2016-00191657-CU-MM
James Snow vs. Benjamin Shadle
Nature of Proceeding: Motion for Protective Order
Filed By: Androvich, Joseph A.
Plaintiffs James Snow and Catherine Snow’s (collectively, “Plaintiffs”) motion for protective order is DENIED without prejudice to bringing it before the trial judge, by way of in limine motion, or otherwise.
This is a medical malpractice case. Plaintiffs allege causes of action for medical malpractice and loss of consortium. Only one defendant remains, Benjamin Shadle, M.D. (“Dr. Shadle”). Trial is currently set for April 8, 2019, 15 court days from today.
Plaintiffs contend Dr. Shadle disclosed three retained expert bariatric surgeons to testify on the issues of standard of care, causation, and damages and one neurologist to testify on the issue of causation and damages. Plaintiffs now move for a protective order to limit Dr. Shadle to one retained expert bariatric surgeon on the grounds using multiple experts with the same specialty to testify on the same issues is cumulative and violates Evidence Code § 723.
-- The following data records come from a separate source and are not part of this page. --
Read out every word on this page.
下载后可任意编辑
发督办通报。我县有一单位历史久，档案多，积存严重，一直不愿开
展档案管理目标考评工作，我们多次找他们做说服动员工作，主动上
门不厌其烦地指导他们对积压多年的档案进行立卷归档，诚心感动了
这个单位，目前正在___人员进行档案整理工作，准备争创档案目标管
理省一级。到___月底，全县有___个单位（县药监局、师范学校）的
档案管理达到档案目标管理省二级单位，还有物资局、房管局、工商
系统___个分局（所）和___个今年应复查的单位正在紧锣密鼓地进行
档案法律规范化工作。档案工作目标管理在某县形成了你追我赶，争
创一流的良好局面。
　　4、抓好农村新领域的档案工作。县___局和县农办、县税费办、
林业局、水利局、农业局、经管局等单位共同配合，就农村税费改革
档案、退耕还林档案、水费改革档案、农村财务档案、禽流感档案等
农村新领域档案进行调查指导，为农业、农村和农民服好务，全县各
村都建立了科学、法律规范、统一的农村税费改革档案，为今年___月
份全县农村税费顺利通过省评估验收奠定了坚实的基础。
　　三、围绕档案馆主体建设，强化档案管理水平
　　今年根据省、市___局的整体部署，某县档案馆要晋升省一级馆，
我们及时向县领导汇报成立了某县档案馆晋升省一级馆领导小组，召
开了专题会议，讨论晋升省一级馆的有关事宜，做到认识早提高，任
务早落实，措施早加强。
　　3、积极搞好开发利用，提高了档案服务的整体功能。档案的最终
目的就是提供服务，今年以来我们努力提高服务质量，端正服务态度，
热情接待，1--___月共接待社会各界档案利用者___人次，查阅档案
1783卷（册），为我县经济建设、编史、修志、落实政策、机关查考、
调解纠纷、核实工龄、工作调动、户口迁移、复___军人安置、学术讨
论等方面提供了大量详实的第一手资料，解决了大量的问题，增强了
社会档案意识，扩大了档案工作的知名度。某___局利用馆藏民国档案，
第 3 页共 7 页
Dr. Shadle’s initial expert witness disclosure apparently disclosed three expert bariatric surgeons, although the initial expert witness disclosure was not provided to the Court. After meet and confer discussions, Dr. Shadle served an amended expert witness disclosure, which only lists two expert bariatric surgeons: (1) John M. Morton, M.D. (“Dr. Morton”); and (2) Raul J. Rosenthal, M.D. (“Dr. Rosenthal”). (Androvich Decl. Exh. 1.) As seen from the meet and confer correspondence following Dr. Shadle’s initial expert witness disclosure, Dr. Shadle apparently removed Dr. Felix as one of the retained expert bariatric surgeons due to unavailability. (Androvich Decl. Exh. 2 (“Dr. Felix is unavailable to testify at trial so we will not be calling him.”).)
Accordingly, what is at issue is whether Dr. Shadle can list both Dr. Morton and Dr.
Rosenthal as expert witnesses as both are bariatric surgeons.
Plaintiffs contend allowing both Dr. Morton and Dr. Rosenthal to testify will subject them to undue burden and expense due to expert deposition costs. Plaintiffs argue these costs are unreasonable given the “majority of damages are capped by MCIRA to $250,000 for pain and suffering” and “the likelihood that both experts will be permitted to testify at Trial is low to nil … .”
In opposition, Dr. Shadle contends this motion is premature because no expert testimony has yet been provided and the trial judge is in the best position to determine whether any expert witness testimony will be cumulative and should be excluded. The Court agrees. First, the trial court must make a case-by-case determination whether one, or more than one, expert may testify per issue. (1 Hogan & Weber, Cal. Civil Discovery, supra, Expert Witness Disclosure, § 10.4, p. 539.) There may, of course, be cases where the complexity or sophistication of the issue may warrant two experts on the same issue. It may also be true that the different backgrounds of two experts may be of value to the party who seeks to call them. Other circumstances may warrant two or more experts.
CCP § 2034.250(b)(6) provides that a court may issue a protective order to “reduce the list of employed or retained experts designated” in order to protect a party from unwarranted undue burden or expense. Evidence Code § 723 gives the trial judge the authority to limit the number of witnesses before or during trial. The trial judge will be in the best position to determine whether any expert witnesses are redundant and/or overlapping, or who should pay for the costs of deposing redundant experts. Any order from this Court would unduly infringe on the ability of the trial judge to control the trial proceedings. This Court does not have sufficient information to make a determination as to whether the expert witness testimony is cumulative. Accordingly, at this time, the Court finds Plaintiffs have not shown good cause to limit the number of retained expert witnesses. The motion to reduce the list of retained experts is DENIED without prejudice to bringing it before the trial judge, by way of motion in limine, or otherwise.
This minute order is effective immediately. No formal order pursuant to CRC rule 3.1312 or other notice is required.